As it has been a very relaxing and lazy Sunday I finished my current novel and now I’m here to tell you about it. Farewell Summer has been on my to read list for a while. I’ve read a lot of Bradbury, I’m a big fan of his prose although the last Bradbury novel I finished in January, Something Wicked this Way Comes, I can’t say really enjoyed as much as some of his other works. It was nice to be reminded with Farewell Summer, why I fell in love with Bradbury’s prose to begin.
What’s it about? Well it’s is a continuation of Dandelion Wine and a rather good one at that. Bradbury remarks in the afterword that he cut this portion from Dandelion Wine as the original manuscript was so long and waited and reworked it until he was entirely happy with it to release it out into the world. It’s about summer coming to an end and childhood mischief and steadily leaving childhood behind. But it’s also about the gap between children and the elderly and bridging that gap to learn and grow. It’s also a little about time and how, regardless of the clocks we smash, it moves forward relentlessly.
Bradbury’s prose is beautiful, inspiring, it regularly surprises with interesting images and description. It’s nostalgic, it had me thinking about Aberystwyth in October, when it is still beautifully warm, t-shirt weather, and the days gradually shorten.

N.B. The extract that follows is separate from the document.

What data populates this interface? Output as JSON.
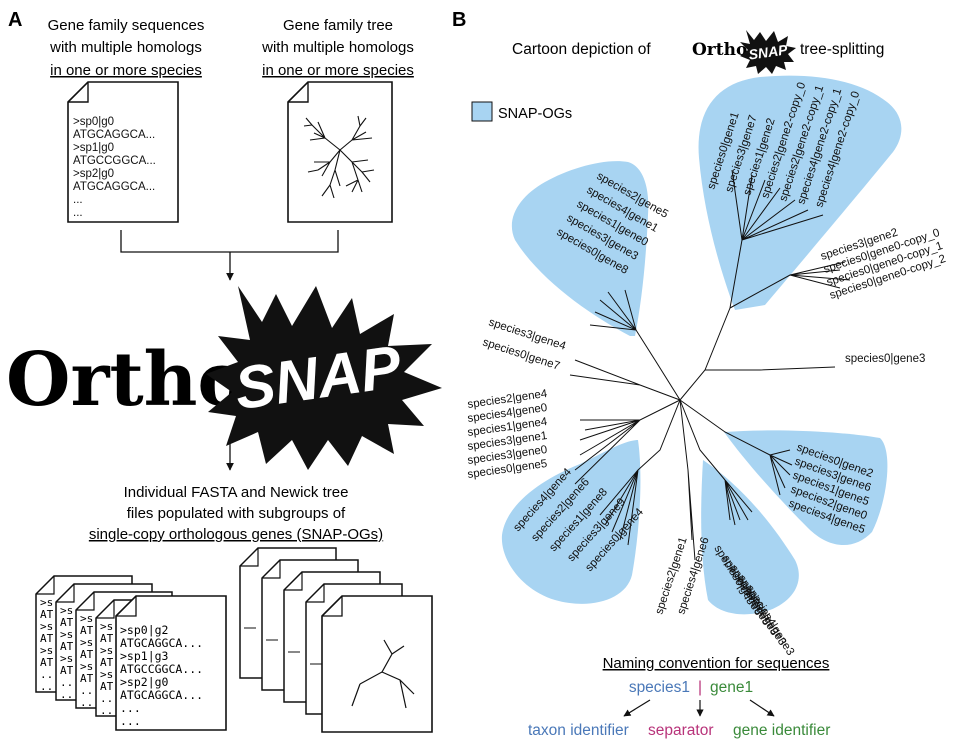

But like most great Bradbury novels, it contains a revelation two thirds in, this one about ‘letting go’. It is a quiet, patient novel that has all of the air of the coming autumn and the unwinding of a well spent summer.
Structurally the chapters are rather short, so if you are after a quick read on the train or bus between stops then this is one for you. The pace of the story is relatively rapid. As much as I enjoyed the childlike world of Dandelion Wine I did also find it an exhaustingly long read simply because it was a childlike world. This is also the same problem I faced with Something Wicked This Way Comes perhaps this is just a style I struggle with. Farewell Summer is just long enough, any more and I think it would’ve been too long. At a scarce 160pages, it certainly didn’t last long in my hands.

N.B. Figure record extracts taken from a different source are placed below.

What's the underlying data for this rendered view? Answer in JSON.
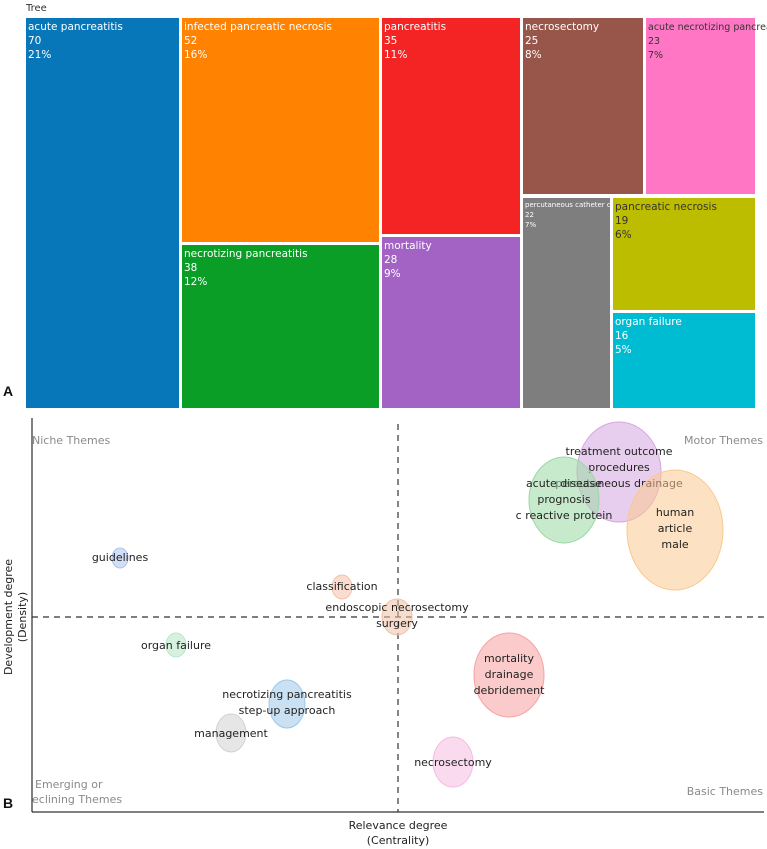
{
  "chart_data": [
    {
      "type": "treemap",
      "title": "Tree",
      "panel": "A",
      "items": [
        {
          "label": "acute pancreatitis",
          "count": "70",
          "pct": "21%",
          "color": "#0877b9"
        },
        {
          "label": "infected pancreatic necrosis",
          "count": "52",
          "pct": "16%",
          "color": "#ff8200"
        },
        {
          "label": "necrotizing pancreatitis",
          "count": "38",
          "pct": "12%",
          "color": "#0a9e26"
        },
        {
          "label": "pancreatitis",
          "count": "35",
          "pct": "11%",
          "color": "#f52424"
        },
        {
          "label": "mortality",
          "count": "28",
          "pct": "9%",
          "color": "#a363c4"
        },
        {
          "label": "necrosectomy",
          "count": "25",
          "pct": "8%",
          "color": "#985549"
        },
        {
          "label": "acute necrotizing pancreatitis",
          "count": "23",
          "pct": "7%",
          "color": "#ff77c4"
        },
        {
          "label": "percutaneous catheter drainage",
          "count": "22",
          "pct": "7%",
          "color": "#7e7e7e"
        },
        {
          "label": "pancreatic necrosis",
          "count": "19",
          "pct": "6%",
          "color": "#bdbd00"
        },
        {
          "label": "organ failure",
          "count": "16",
          "pct": "5%",
          "color": "#00bcd2"
        }
      ]
    },
    {
      "type": "scatter",
      "panel": "B",
      "subtype": "thematic map",
      "xlabel": [
        "Relevance degree",
        "(Centrality)"
      ],
      "ylabel": [
        "Development degree",
        "(Density)"
      ],
      "quadrants": {
        "top_left": "Niche Themes",
        "top_right": "Motor Themes",
        "bottom_left": [
          "Emerging or",
          "eclining Themes"
        ],
        "bottom_right": "Basic Themes"
      },
      "bubbles": [
        {
          "label": [
            "treatment outcome",
            "procedures",
            "percutaneous drainage"
          ],
          "color": "#d6a6e0"
        },
        {
          "label": [
            "acute disease",
            "prognosis",
            "c reactive protein"
          ],
          "color": "#9ad8a3"
        },
        {
          "label": [
            "human",
            "article",
            "male"
          ],
          "color": "#f9c98f"
        },
        {
          "label": [
            "guidelines"
          ],
          "color": "#a9c2ee"
        },
        {
          "label": [
            "classification"
          ],
          "color": "#f5c0a9"
        },
        {
          "label": [
            "endoscopic necrosectomy",
            "surgery"
          ],
          "color": "#efc1a6"
        },
        {
          "label": [
            "organ failure"
          ],
          "color": "#b5e8c4"
        },
        {
          "label": [
            "mortality",
            "drainage",
            "debridement"
          ],
          "color": "#f7a1a1"
        },
        {
          "label": [
            "necrotizing pancreatitis",
            "step-up approach"
          ],
          "color": "#9ec8ea"
        },
        {
          "label": [
            "management"
          ],
          "color": "#d2d2d2"
        },
        {
          "label": [
            "necrosectomy"
          ],
          "color": "#f5bce1"
        }
      ]
    }
  ]
}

I always find something to enjoy about Bradbury’s writing. Perhaps it is his devotion to his work, the insatiable appetite he writes with or the pure joy he weaves with his words. He is undeniably one of my heroes, and hand on heart I have read nearly more of his work than any other author now. There are so many minor links between his works I think that for a novel to start with Farewell Summer certainly stands up well on its own. It is however, not my favourite. My favourite is still very certainly the very first Bradbury that I ever read, Fahrenheit 451.